Dig compilations of obscure music? Synthesizers? Anything vaguely German? Then you’ll dig The Minimal Wave Tapes Volume One, Chad Dryden‘s Record Exchange Staff Pick of the Week. Here’s what he had to say about it:
One of the best things about working at a record store is turning people on to great music in the purest way possible: by playing it for them.
A few weeks ago, days after the release of The Minimal Wave Tapes Volume One (Stones Throw), a Record Exchange clerk put our only copy of this archival electronic compilation on the store hi-fi. It didn’t stay there long. A customer, digging what he heard, bought it on the spot.
Minimal Wave was a genre of underground DIY electronic music that sprouted up in North America and Europe in the late 1970s and early 1980s. As the name implies, the music was minimal in nature. Period analog synths and drum machines feature prominently. A new wave/post-punk influence dominates.

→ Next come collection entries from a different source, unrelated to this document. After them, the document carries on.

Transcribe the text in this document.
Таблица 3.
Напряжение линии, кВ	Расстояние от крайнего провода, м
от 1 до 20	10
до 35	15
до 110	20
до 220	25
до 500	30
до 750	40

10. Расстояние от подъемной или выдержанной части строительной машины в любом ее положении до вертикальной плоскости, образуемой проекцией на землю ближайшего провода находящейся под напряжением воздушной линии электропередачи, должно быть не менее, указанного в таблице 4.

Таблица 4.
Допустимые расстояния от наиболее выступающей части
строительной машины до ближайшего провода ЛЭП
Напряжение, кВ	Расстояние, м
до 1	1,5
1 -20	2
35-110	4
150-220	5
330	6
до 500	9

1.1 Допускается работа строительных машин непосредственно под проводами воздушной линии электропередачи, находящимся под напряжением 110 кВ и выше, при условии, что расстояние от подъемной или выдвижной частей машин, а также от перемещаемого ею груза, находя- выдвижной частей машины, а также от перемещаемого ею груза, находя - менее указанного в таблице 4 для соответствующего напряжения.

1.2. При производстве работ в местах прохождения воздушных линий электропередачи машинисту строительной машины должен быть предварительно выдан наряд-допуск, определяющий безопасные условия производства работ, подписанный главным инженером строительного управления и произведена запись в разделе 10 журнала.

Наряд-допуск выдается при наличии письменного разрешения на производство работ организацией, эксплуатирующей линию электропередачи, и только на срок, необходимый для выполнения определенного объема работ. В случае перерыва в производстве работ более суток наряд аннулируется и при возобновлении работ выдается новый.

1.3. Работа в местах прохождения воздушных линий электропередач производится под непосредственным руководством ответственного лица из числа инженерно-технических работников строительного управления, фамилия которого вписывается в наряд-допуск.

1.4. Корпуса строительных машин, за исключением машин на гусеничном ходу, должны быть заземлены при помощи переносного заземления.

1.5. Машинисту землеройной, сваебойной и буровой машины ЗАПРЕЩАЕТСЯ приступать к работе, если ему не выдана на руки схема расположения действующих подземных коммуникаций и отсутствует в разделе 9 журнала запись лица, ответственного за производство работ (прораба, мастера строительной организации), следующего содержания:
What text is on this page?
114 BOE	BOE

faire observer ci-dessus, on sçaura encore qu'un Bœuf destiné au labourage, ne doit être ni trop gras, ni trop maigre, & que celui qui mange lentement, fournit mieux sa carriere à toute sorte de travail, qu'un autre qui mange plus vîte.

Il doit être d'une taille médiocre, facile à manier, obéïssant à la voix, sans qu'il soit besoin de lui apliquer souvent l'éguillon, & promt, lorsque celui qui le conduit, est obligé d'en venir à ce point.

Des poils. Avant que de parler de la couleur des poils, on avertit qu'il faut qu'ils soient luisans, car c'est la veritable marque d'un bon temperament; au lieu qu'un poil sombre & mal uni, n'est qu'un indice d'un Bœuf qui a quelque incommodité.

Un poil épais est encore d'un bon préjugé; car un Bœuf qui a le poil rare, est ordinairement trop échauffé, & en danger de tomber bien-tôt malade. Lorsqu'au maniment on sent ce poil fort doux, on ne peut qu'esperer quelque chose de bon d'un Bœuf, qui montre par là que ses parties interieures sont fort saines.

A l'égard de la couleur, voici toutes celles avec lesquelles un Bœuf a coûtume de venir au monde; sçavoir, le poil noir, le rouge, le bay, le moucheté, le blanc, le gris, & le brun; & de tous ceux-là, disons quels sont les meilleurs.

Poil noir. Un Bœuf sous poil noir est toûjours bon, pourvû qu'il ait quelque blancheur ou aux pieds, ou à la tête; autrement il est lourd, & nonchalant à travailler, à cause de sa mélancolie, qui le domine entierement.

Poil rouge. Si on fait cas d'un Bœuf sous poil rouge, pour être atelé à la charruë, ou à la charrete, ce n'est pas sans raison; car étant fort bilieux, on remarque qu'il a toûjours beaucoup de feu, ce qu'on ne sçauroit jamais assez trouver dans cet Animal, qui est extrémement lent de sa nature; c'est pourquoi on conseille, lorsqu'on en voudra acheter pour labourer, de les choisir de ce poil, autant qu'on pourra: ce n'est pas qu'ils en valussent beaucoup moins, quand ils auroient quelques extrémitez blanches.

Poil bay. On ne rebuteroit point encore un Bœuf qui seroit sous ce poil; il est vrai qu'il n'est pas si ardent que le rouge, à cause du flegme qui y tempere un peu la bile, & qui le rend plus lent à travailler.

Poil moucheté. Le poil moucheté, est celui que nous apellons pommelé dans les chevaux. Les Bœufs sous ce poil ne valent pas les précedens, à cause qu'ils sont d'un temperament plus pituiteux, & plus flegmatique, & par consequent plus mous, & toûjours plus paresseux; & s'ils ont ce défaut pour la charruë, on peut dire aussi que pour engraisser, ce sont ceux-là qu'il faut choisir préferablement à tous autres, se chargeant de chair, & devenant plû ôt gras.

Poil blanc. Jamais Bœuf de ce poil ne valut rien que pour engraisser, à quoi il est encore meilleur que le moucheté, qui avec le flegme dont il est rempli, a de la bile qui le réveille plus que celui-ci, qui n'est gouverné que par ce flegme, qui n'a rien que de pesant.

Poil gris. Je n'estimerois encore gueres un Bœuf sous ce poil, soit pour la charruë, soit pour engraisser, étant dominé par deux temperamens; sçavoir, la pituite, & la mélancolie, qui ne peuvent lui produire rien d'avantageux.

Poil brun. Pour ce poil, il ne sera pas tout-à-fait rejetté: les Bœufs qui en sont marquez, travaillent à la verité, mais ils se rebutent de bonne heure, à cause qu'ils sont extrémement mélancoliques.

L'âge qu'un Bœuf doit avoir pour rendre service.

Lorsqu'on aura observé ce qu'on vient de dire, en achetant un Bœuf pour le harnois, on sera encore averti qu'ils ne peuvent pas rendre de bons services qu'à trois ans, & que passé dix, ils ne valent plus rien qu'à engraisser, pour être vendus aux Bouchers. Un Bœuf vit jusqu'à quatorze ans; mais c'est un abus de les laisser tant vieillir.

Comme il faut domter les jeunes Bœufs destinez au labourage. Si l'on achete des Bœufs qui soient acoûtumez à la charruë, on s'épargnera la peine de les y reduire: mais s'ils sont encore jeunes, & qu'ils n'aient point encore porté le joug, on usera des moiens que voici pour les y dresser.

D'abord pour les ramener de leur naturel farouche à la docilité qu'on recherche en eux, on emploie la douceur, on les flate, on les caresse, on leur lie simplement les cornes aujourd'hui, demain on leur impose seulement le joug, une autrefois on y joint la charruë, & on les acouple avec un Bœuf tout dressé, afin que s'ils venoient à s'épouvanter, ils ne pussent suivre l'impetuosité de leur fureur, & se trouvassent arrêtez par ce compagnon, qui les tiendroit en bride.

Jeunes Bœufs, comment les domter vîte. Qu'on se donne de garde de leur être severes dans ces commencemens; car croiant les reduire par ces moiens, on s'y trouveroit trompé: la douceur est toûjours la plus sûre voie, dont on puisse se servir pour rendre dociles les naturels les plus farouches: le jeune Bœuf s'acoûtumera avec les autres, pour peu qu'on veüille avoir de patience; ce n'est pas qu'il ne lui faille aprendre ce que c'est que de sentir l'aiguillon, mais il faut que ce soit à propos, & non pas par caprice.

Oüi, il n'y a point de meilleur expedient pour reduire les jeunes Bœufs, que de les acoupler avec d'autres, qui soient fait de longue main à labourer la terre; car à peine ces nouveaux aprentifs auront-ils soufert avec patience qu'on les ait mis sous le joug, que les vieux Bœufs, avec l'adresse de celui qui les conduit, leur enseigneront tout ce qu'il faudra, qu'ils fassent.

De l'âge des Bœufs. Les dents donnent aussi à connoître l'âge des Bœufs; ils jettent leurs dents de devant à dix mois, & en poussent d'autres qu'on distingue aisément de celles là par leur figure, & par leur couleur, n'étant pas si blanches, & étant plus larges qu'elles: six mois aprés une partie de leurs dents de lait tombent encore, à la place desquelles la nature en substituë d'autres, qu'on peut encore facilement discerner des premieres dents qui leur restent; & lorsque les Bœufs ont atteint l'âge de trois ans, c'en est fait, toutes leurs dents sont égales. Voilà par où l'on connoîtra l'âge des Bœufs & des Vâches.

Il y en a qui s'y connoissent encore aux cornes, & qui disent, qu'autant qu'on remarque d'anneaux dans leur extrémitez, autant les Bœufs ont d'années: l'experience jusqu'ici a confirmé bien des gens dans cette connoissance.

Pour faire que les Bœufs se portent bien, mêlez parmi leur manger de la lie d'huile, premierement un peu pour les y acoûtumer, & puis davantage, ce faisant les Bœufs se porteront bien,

The recordings were mostly made at home, self-released on vinyl and cassette and distributed one at a time through the mail. In 2005, the Minimal Wave label was founded to expose a larger audience to this music, and last month, the folks at Stones Throw — purveyors of fine rare funk and soul comps, among other fab releases — partnered with Minimal Wave to release the first official Minimal Wave compilation.
The 14 tracks featured on the comp (available on CD and vinyl) cover wide referential ground: Kraftwerk, Joy Division/New Order, vintage video game soundtracks, Strange Brew (the music during the creepy hockey game at the brewery). But this isn’t a collection of bedroom musicians plagiarizing their influences; it’s a stellar showcase of synth music’s creative zenith and a fantastic piece of musical archeology.